Friend Nomi Prins, who in a former life worked for Goldman, this weekend sent along a link to an article in which she outlines the gaps in the current version of the financial regulatory reform bill. Given that the bill is sometimes being pitched as the answer to some of the problems underlined by the Goldman case, it’s a very sobering read.
My favorite is the halting, incomplete attempt at a rollback of the Gramm-Leach-Bliley Act, i.e. the pseudo-restoration of the Glass-Steagall Act known as the Volcker rule. Nomi writes:

2) It won’t reduce the economic danger from rampant, overleveraged trading activities. The bill would restrict certain banks from having proprietary trading operations (trading with their own capital) under the “Volcker rule,” but it’s full of problematic exemptions:

a) Banks that claim they trade on behalf of their customers (which they all say they do) escape the rule.
b) Banks that trade for “market-making” purposes (i.e. Goldman Sachs betting against its own clients) are home-free.
c) Banks aren’t required to itemize their trading operations to regulators, so they get to decide what they consider trading for their customers and what they consider proprietary. I wonder how that will work out.

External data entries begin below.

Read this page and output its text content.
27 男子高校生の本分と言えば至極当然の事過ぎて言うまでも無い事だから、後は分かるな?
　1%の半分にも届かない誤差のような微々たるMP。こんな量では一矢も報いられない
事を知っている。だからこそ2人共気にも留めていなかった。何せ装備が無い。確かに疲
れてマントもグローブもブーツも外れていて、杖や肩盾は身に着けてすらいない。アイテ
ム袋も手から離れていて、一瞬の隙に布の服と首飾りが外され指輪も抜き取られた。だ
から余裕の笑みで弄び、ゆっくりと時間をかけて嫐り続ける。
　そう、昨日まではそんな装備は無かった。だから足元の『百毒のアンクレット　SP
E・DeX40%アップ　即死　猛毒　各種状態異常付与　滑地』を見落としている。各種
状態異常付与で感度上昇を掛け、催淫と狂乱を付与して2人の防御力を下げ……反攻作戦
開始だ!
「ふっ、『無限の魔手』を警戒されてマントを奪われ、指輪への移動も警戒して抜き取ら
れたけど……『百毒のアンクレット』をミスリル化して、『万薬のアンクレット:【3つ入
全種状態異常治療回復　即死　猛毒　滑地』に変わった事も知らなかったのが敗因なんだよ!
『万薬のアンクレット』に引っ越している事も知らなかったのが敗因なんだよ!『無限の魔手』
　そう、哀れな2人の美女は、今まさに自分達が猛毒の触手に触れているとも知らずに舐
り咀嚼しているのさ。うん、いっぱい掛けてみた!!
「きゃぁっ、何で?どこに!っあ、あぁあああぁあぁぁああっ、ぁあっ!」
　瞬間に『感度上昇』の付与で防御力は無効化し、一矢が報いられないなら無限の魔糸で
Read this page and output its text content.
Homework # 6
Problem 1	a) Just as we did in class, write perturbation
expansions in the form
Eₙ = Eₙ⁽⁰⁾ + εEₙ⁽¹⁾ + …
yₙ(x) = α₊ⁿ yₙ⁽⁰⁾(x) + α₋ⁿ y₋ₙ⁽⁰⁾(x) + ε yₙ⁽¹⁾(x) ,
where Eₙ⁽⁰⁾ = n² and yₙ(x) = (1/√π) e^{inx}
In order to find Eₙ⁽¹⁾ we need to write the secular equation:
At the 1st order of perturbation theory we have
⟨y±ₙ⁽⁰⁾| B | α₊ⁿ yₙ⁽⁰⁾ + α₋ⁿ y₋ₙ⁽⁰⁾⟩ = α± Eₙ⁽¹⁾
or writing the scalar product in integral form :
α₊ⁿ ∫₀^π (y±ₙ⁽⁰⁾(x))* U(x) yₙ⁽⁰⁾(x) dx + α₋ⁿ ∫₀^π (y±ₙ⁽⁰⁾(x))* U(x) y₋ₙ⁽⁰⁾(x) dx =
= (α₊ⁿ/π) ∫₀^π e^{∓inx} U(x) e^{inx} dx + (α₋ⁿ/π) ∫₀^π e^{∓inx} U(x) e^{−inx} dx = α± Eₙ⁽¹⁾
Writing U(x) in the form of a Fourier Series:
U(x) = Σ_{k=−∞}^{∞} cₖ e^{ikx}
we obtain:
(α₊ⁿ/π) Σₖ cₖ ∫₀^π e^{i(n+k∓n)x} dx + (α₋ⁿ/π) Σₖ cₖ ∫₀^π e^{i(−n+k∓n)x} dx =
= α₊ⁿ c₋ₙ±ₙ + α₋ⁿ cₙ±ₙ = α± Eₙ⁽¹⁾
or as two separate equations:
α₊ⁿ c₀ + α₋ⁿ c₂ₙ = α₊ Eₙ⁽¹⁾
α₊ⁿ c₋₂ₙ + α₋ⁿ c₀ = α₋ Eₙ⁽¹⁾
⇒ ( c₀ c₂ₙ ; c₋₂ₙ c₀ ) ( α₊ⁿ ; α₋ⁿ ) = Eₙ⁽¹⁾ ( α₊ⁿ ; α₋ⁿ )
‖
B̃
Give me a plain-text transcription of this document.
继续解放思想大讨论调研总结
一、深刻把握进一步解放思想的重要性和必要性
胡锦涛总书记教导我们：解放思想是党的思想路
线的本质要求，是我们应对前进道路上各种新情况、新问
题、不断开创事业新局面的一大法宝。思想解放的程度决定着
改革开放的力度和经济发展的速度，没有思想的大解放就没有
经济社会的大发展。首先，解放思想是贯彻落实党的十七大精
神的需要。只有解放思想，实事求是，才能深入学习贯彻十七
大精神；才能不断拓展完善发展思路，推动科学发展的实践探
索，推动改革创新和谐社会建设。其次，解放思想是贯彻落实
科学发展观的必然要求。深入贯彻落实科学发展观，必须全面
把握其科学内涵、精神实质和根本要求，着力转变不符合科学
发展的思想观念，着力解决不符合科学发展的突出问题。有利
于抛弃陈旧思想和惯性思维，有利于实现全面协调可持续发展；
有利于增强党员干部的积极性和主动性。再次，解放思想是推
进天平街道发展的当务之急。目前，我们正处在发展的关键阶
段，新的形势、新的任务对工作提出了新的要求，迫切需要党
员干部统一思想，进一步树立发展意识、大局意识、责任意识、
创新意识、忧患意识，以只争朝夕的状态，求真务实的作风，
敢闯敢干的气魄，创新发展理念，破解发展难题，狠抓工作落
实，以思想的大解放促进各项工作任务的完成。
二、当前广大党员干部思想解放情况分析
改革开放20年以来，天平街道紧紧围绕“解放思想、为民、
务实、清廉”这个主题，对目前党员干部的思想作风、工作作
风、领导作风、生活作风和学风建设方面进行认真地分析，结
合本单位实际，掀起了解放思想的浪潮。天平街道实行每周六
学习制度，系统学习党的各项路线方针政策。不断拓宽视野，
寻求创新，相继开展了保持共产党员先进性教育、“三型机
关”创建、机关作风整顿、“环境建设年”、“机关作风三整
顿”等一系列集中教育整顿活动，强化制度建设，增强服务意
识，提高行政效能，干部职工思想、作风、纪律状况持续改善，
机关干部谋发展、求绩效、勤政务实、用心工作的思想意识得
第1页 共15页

Then of course there’s the treatment of hedge funds, also relevant given the business with John Paulson:

5) It won’t contain the risk to the shadow banking system from hedge funds, private equity firms and venture capital funds. Venture capital and private equity advisers still won’t have to register or report to the SEC, though hedge funds with over $100 million in assets will. There’s also no statutory definition of what actually constitutes a hedge fund, and the bill doesn’t close the tax loophole that allows fund managers to be taxed at the lower capital-gains tax rate of 15 percent, rather than the higher income tax rate of 34 percent. If it sounds crazy to you that the richest people in America are being taxed at the lowest rates, it is: the loophole cost taxpayers about $5 billion this year alone.